Originally published January 27 2013
Surgical ovary removal leads to cognitive decline
by David Gutierrez, staff writer
(NaturalNews) Women who have their ovaries surgically removed before menopause experience earlier and more severe cognitive decline, according to a study conducted by researchers from Harvard Medical School and Brigham and Women's Hospital, and due to be presented at the 65th Annual Meeting of the American Academy of Neurology in San Diego.
The researchers studied 1,837 postmenopausal women between the ages of 53 and 100 who were taking part in the Memory and Aging Project at Rush University Medical Center in Chicago. The researchers recorded the age at which women began menstruating, how many years they had menstruated, whether they used hormone replacement therapy and for how long, and whether they had undergone natural or surgical menopause.
"Surgical menopause" refers to the surgical removal of both ovaries before the onset of natural menopause, and is commonly performed along with hysterectomies. One-third of the women in the study had undergone this procedure.
The researchers found that the earlier a woman underwent surgical menopause, the faster she experienced a decline in overall thinking abilities and memory, particularly memory relating to time and place and long-term memory relating to ideas and concepts. No such association was seen between cognitive decline and the onset of natural menopause.
In addition, the brains of women who underwent surgical menopause at a younger age had significantly more of the plaques associated with Alzheimer's disease than those of women who had undergone the procedure later in life. Younger age of surgical menopause was not associated with overall risk of Alzheimer's disease, however.
Sudden drop in hormone levelsResearchers have known for quite some time that many women report short-term cognitive problems following menopause, both natural and surgical. A recent study, conducted by researchers from the University of Rochester and published in the journal Menopause, found that women between the ages of 40 and 60 who were in their first year after menopause scored significantly lower on tests of motor function, verbal learning, verbal memory, working memory and attention than pre-menopausal women. The effects were largest for verbal learning and memory.
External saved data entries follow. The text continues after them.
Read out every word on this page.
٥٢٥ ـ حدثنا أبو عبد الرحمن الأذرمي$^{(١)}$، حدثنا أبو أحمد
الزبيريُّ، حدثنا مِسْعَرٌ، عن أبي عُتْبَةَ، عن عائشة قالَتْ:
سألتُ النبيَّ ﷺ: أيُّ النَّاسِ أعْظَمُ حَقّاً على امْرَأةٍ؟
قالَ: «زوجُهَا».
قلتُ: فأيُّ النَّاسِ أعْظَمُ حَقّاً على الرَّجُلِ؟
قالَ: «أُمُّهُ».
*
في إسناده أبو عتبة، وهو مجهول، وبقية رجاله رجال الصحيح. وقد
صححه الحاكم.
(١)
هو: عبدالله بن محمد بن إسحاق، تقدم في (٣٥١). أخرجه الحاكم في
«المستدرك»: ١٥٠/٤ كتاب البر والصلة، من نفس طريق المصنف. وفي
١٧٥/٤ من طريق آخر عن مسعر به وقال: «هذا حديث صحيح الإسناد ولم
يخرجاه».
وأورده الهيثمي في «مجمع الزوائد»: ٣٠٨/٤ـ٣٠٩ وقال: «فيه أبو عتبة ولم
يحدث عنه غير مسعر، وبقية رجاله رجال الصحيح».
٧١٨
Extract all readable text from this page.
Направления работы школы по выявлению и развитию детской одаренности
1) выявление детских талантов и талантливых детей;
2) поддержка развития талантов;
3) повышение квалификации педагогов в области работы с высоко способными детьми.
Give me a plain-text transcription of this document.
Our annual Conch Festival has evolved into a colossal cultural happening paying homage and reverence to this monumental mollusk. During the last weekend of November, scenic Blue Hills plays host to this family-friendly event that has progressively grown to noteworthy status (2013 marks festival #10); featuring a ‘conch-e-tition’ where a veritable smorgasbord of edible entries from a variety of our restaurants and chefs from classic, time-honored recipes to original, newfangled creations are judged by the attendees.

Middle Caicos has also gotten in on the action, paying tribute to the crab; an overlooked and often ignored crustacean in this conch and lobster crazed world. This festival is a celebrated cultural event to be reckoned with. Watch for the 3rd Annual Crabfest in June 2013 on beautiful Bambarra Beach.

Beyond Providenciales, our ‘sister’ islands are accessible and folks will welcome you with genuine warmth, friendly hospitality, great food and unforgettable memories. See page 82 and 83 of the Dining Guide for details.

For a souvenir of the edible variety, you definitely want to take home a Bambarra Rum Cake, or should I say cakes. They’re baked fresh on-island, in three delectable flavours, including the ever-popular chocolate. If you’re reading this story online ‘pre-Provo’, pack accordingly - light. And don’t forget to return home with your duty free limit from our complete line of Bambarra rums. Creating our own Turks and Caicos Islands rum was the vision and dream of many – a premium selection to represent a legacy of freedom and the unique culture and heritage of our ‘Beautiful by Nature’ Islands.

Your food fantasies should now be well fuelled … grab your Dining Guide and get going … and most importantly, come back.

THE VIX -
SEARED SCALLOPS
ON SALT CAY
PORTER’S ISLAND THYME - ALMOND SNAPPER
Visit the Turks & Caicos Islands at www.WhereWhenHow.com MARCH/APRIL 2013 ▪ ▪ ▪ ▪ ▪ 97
The researchers believe that this effect is caused by a sudden drop in the levels of estrogen, which plays a critical role in cognition and memory. This hypothesis is supported by the fact that the researchers in the surgical menopause study found that women who had undergone hormone replacement therapy had a slower rate of cognitive decline.
"In the months after a woman has her last period, hormonal changes are most abrupt," said Pauline Maki, lead researcher of the Rochester study.
In the case of natural menopause, cognitive changes are temporary, and do not appear to be linked to the risk of dementia. According to the new study, the changes associated with surgical menopause are more long-term.
Due to the severe health risks associated with hormone replacement therapy; however, the researchers did not recommend it as a treatment for these symptoms.
"At this time, there's no indication to use hormone replacement therapy for the sole treatment of memory problems in natural or surgical menopause," Maki said.